Pre-rifled matchlocks were still good. The problem with archery was that you would need someone to be practicing archery their whole entire life to be competent. Hence other Europeans not even bothering with them as time went on and just fielded them from English mercenaries that still practiced them. see: the White Company (which actually served as the inspiration for Kentaro Miura in his kooky picture book about a band of mercenaries).
the romans countered them with these guys and the effectiveness of the phalanx was subject to the terrain so any competent strategist would always do their best to engage them in uneven terrain where skirmishers have an advantage and the phalanx has a disadvantage
>turn up for war
>toss three spears
>go home
>go home
How lmao, at best you're going back to your designated javelin pile to throw more or joining in the melee.
>sneaks into your castle
>opens the gate
pssssssh nothin personnel kid
The same, but with cubes of pineapple and cheese on the sticks.
Close Air Support.
Why didn't anyone just make like a huge wooden wedge? Just have a few soldiers keep two large pieces of wood nailed together, and have them walk into the phalanx - bam, formation broken and ripe for picking.
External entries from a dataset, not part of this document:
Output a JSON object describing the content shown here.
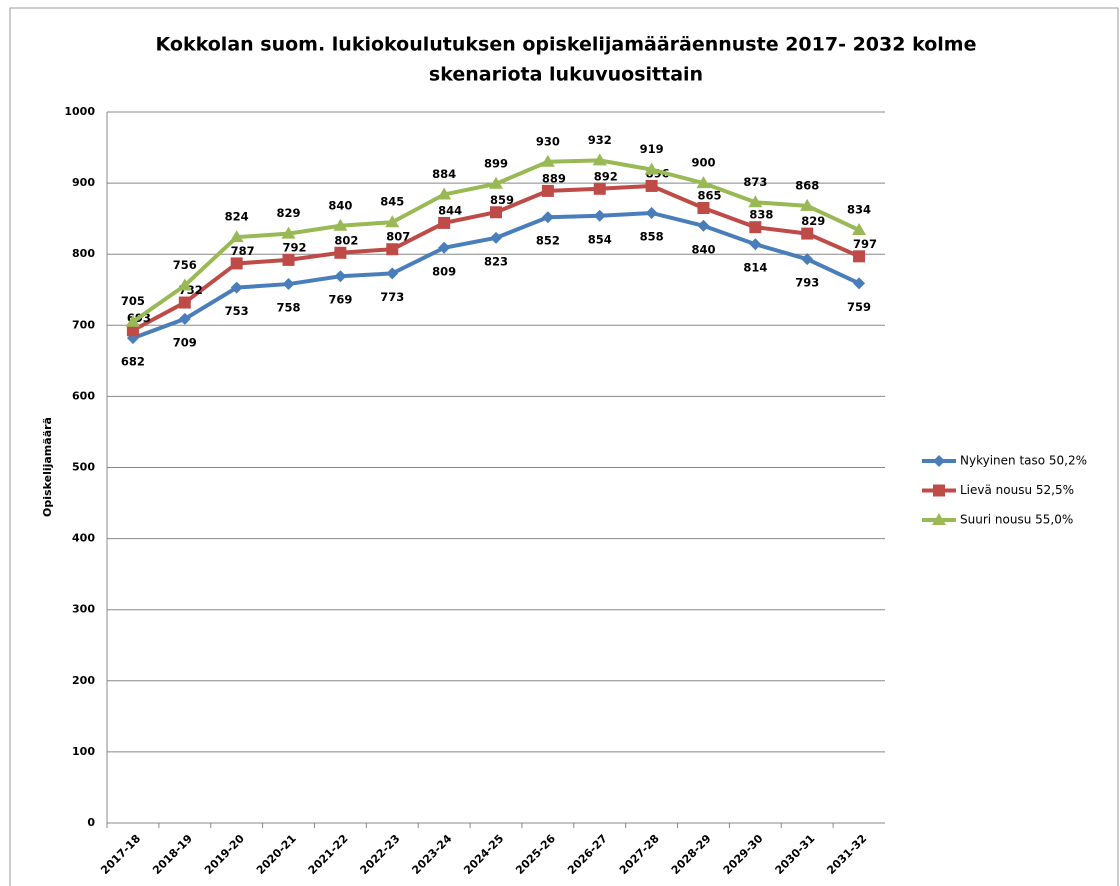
{
  "chart_data": {
    "type": "line",
    "title": [
      "Kokkolan suom. lukiokoulutuksen opiskelijamääräennuste 2017- 2032  kolme",
      "skenariota lukuvuosittain"
    ],
    "y_label": "Opiskelijamäärä",
    "categories": [
      "2017-18",
      "2018-19",
      "2019-20",
      "2020-21",
      "2021-22",
      "2022-23",
      "2023-24",
      "2024-25",
      "2025-26",
      "2026-27",
      "2027-28",
      "2028-29",
      "2029-30",
      "2030-31",
      "2031-32"
    ],
    "series": [
      {
        "name": "Nykyinen taso 50,2%",
        "color": "#4a7ebb",
        "marker": "diamond",
        "values": [
          682,
          709,
          753,
          758,
          769,
          773,
          809,
          823,
          852,
          854,
          858,
          840,
          814,
          793,
          759
        ]
      },
      {
        "name": "Lievä nousu 52,5%",
        "color": "#be4b48",
        "marker": "square",
        "values": [
          693,
          732,
          787,
          792,
          802,
          807,
          844,
          859,
          889,
          892,
          896,
          865,
          838,
          829,
          797
        ]
      },
      {
        "name": "Suuri nousu 55,0%",
        "color": "#98b954",
        "marker": "triangle",
        "values": [
          705,
          756,
          824,
          829,
          840,
          845,
          884,
          899,
          930,
          932,
          919,
          900,
          873,
          868,
          834
        ]
      }
    ],
    "ylim": [
      0,
      1000
    ],
    "yticks": [
      0,
      100,
      200,
      300,
      400,
      500,
      600,
      700,
      800,
      900,
      1000
    ],
    "grid": true,
    "legend": "right"
  }
}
And then what? Be surrounded by a phalanx?
Are you stupid? Obviously the wedge is big enough to protect you.
No, have other units destroy the broken formation - the wedge isn't doing the fighting.
What other units? You've dedicated possibly a hundred men to carrying a giant fricking wedge. If you already outnumber the enemy, why bother with the wedge?
No, the point is the wedge protects the people inside, you don't need to use too many to drive it in. And a broken formation would fold to smaller units that held their formation. A numerical adventage isn't necessary.
also actually, getting surrounded wouldn't even be that much of an issue, the phalanx soldiers have massive long pikes that are virtually useless without a formation, it's not like they can poke the people inside. They'd need to drop them to engage with whatever side weapon they have, which would just make them vulnerable to anyone outside.
A phalanx can open up to "receive you" then close to surround you for the other men to chop you down, anon. That's how they dealt with chariots and such.
t. anon that wants his men slaughtered for encirclement for the lulz
they did, except instead of wooden planks they used lines of human soldiers instead.
wedge formation is broken
Magic
molotov wienertails(or the medieval equivalent) to disrupt formation, horse archers to pick them off while they disperse, then send on the goon squad to clean up the rest
Ever heard of UGM-133A Trident II, son?
In Field of Glory II, I found that a late English army works well against these. I did pretty poorly using knightly armies against Seleucids and their infantry gets completely rolled by falangites while the knights Rely too much on RNG for my taste.
>builds a ramp to your impenetrable fortress
What now?
Gather our most cowardly soldiers and make them slick the ramp with their nervous liquid shit
Jesus how horrifying. Did no one stop them from building a hihgway in front of their noses?
who can exactly stop them
Them.
The city that they're sieging?
The israelites inside the fortress actually comitted sudoku when they saw they had no chance.
That was one narrative of a israeli historian but some archeologists found out that some if not more still fought but it didn't matter because Romans were fricking furious. The suicide angle was made to make the israeli rebels look more heroic.
That ramp took about three years to build with Romans taking great care to surround the entire place as it was the last place all the rebels gathered. So unless the israelites can magically fly out of there, they aren't going anywhere since Romans issued to kill them all on-sight.
>three years
Two months*
They built the ramp during the israeli revolt, so the phrase would be right under their noses.
>Me in the middle of the formation letting out the nastiest stinkiest fart
So to close it out, Caesar defeating Pompey is one of the best examples on how logistics doesn't exactly win you wars since the latter was a master at it.